The viral core is made up of VP1, VP3, VP4, VP6 and VP7, encoded by genome segments 1, 3, 4, 9 and 7, respectively (Huismans et al., 1979, Mecham and Dean, 1988). VP3 forms the innermost sub-core capsid shell, and its self-assembly controls the overall size and organization of the capsid structure (Grimes et al., 1998, Mertens and Diprose, 2004). VP3 is also an RNA binding protein and interacts with both the viral RNA genome and with the minor proteins VP1, VP4 and VP6 (Mertens et al., 1992, Ramadevi et al., 1998, Ramadevi and Roy, 1998). VP7 is the main immuno-dominant viral protein (Gumm and Newman, 1982, Huismans and Erasmus, 1981, Thevasagayam et al., 1996), can bind dsRNA and can be involved in cell entry, particularly insect cells for which cores have a high specific infectivity—as demonstrated for BTV (Diprose et al., 2002, Mertens et al., 1996, Roy et al., 1990). VP7 is antigenically specific to each of the Orbivirus species, and therefore represents a suitable target for the design of group-specific diagnostic assays (Gumm and Newman, 1982, Luo and Sabara, 2005, Mecham and Jochim, 2000, White et al., 1991).
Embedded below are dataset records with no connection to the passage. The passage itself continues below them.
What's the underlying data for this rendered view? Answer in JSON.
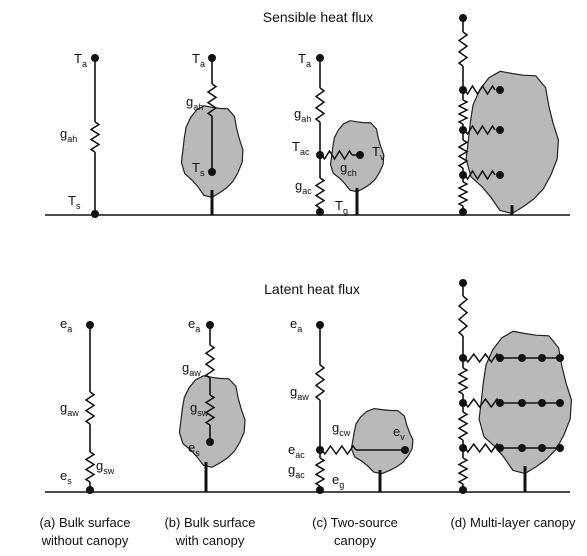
{
  "sensible": {
    "title": "Sensible heat flux",
    "labels": [
      [
        "T",
        "a"
      ],
      [
        "g",
        "ah"
      ],
      [
        "T",
        "s"
      ],
      [
        "T",
        "a"
      ],
      [
        "g",
        "ah"
      ],
      [
        "T",
        "s"
      ],
      [
        "T",
        "a"
      ],
      [
        "g",
        "ah"
      ],
      [
        "T",
        "ac"
      ],
      [
        "g",
        "ch"
      ],
      [
        "T",
        "v"
      ],
      [
        "g",
        "ac"
      ],
      [
        "T",
        "g"
      ]
    ]
  },
  "latent": {
    "title": "Latent heat flux",
    "labels": [
      [
        "e",
        "a"
      ],
      [
        "g",
        "aw"
      ],
      [
        "e",
        "s"
      ],
      [
        "g",
        "sw"
      ],
      [
        "e",
        "a"
      ],
      [
        "g",
        "aw"
      ],
      [
        "g",
        "sw"
      ],
      [
        "e",
        "s"
      ],
      [
        "e",
        "a"
      ],
      [
        "g",
        "aw"
      ],
      [
        "g",
        "cw"
      ],
      [
        "e",
        "ac"
      ],
      [
        "e",
        "v"
      ],
      [
        "g",
        "ac"
      ],
      [
        "e",
        "g"
      ]
    ]
  },
  "captions": [
    [
      "(a) Bulk surface",
      "without canopy"
    ],
    [
      "(b) Bulk surface",
      "with canopy"
    ],
    [
      "(c) Two-source",
      "canopy"
    ],
    [
      "(d) Multi-layer canopy"
    ]
  ]
}
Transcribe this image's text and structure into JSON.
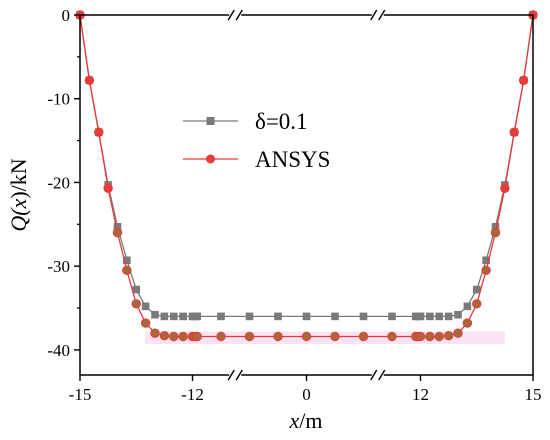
{
  "chart_data": {
    "type": "line",
    "title": "",
    "xlabel": {
      "italic": "x",
      "rest": "/m"
    },
    "ylabel": {
      "italic": "x",
      "pre": "Q(",
      "post": ")/kN"
    },
    "xlim": [
      -15,
      15
    ],
    "ylim": [
      -43,
      0
    ],
    "x_ticks": [
      -15,
      -12,
      0,
      12,
      15
    ],
    "y_ticks": [
      0,
      -10,
      -20,
      -30,
      -40
    ],
    "x_tick_labels": [
      "-15",
      "-12",
      "0",
      "12",
      "15"
    ],
    "y_tick_labels": [
      "0",
      "-10",
      "-20",
      "-30",
      "-40"
    ],
    "axis_breaks_x": [
      -7.5,
      7.5
    ],
    "grid": false,
    "legend_position": "center-left",
    "series": [
      {
        "name": "δ=0.1",
        "color": "#7a7a7a",
        "marker": "square",
        "x": [
          -15,
          -14.75,
          -14.5,
          -14.25,
          -14.0,
          -13.75,
          -13.5,
          -13.25,
          -13.0,
          -12.75,
          -12.5,
          -12.25,
          -12.0,
          -11.75,
          -11.5,
          -9.0,
          -6.0,
          -3.0,
          0,
          3.0,
          6.0,
          9.0,
          11.5,
          11.75,
          12.0,
          12.25,
          12.5,
          12.75,
          13.0,
          13.25,
          13.5,
          13.75,
          14.0,
          14.25,
          14.5,
          14.75,
          15
        ],
        "y": [
          0,
          -7.8,
          -14.0,
          -20.3,
          -25.3,
          -29.3,
          -32.8,
          -34.8,
          -35.8,
          -36.0,
          -36.0,
          -36.0,
          -36.0,
          -36.0,
          -36.0,
          -36.0,
          -36.0,
          -36.0,
          -36.0,
          -36.0,
          -36.0,
          -36.0,
          -36.0,
          -36.0,
          -36.0,
          -36.0,
          -36.0,
          -36.0,
          -35.8,
          -34.8,
          -32.8,
          -29.3,
          -25.3,
          -20.3,
          -14.0,
          -7.8,
          0
        ]
      },
      {
        "name": "ANSYS",
        "color": "#e83a3a",
        "marker": "circle",
        "x": [
          -15,
          -14.75,
          -14.5,
          -14.25,
          -14.0,
          -13.75,
          -13.5,
          -13.25,
          -13.0,
          -12.75,
          -12.5,
          -12.25,
          -12.0,
          -11.75,
          -11.5,
          -9.0,
          -6.0,
          -3.0,
          0,
          3.0,
          6.0,
          9.0,
          11.5,
          11.75,
          12.0,
          12.25,
          12.5,
          12.75,
          13.0,
          13.25,
          13.5,
          13.75,
          14.0,
          14.25,
          14.5,
          14.75,
          15
        ],
        "y": [
          0,
          -7.8,
          -14.0,
          -20.7,
          -26.0,
          -30.5,
          -34.5,
          -36.8,
          -38.0,
          -38.3,
          -38.4,
          -38.4,
          -38.4,
          -38.4,
          -38.4,
          -38.4,
          -38.4,
          -38.4,
          -38.4,
          -38.4,
          -38.4,
          -38.4,
          -38.4,
          -38.4,
          -38.4,
          -38.4,
          -38.4,
          -38.3,
          -38.0,
          -36.8,
          -34.5,
          -30.5,
          -26.0,
          -20.7,
          -14.0,
          -7.8,
          0
        ]
      }
    ]
  }
}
Within the orbiviral core, the 10 dsRNA segments of the viral genome form a highly ordered, liquid crystal structure. This gives each genome segment considerable freedom of movement within the central space, allowing them to act as templates for ssRNA synthesis by the viral transcriptase complexes (TC—composed of VP1, VP4 and VP6). The TCs are situated on the inner surface of the sub-core shell at each of the 12 icosahedral vertices, as demonstrated for cypovirus and rotavirus (Miura et al., 1969, Prasad et al., 1988) and studies with other reoviruses, including cytoplasmic polyhedrosis viruses (genus Cypovirus) have suggested that each TC may be associated with a separate genome segment (Yazakia and Miura, 1980); perhaps explaining why no member of the Reoviridae contains more than 12 RNA segments (Mertens, 2004). Within this TC, VP1 functions as the viral RNA-dependant RNA polymerase (RdRP), and is highly conserved (Boyce et al., 2004, Urakawa et al., 1989, Wehrfritz et al., 2007). VP4 is the capping enzyme (type 1), which has guanylyltransferase and two transmethylase activities (Mertens et al., 1992, Mertens and Diprose, 2004, Ramadevi et al., 1998, Ramadevi and Roy, 1998) and VP6 is believed to be the viral helicase, as demonstrated in both BTV and African horse sickness virus (de Waal and Huismans, 2005, Kar and Roy, 2003).

It is significant that our knowledge of the structure and function of the EHD viral core is largely based on assumption for what we know to be true for BTV, or other related reoviruses. For example the high conservation in VP1, or the ability of VP3 to topotype virus isolates are well documented for BTV—but there is only very limited data currently for EHDV. A full-genome database was recently completed for 11 different strains of EHDV (Anthony et al., submitted for publication-a, Anthony et al., submitted for publication-b). The genetic and phylogenetic analyses of the core proteins of EHDV are described in this report.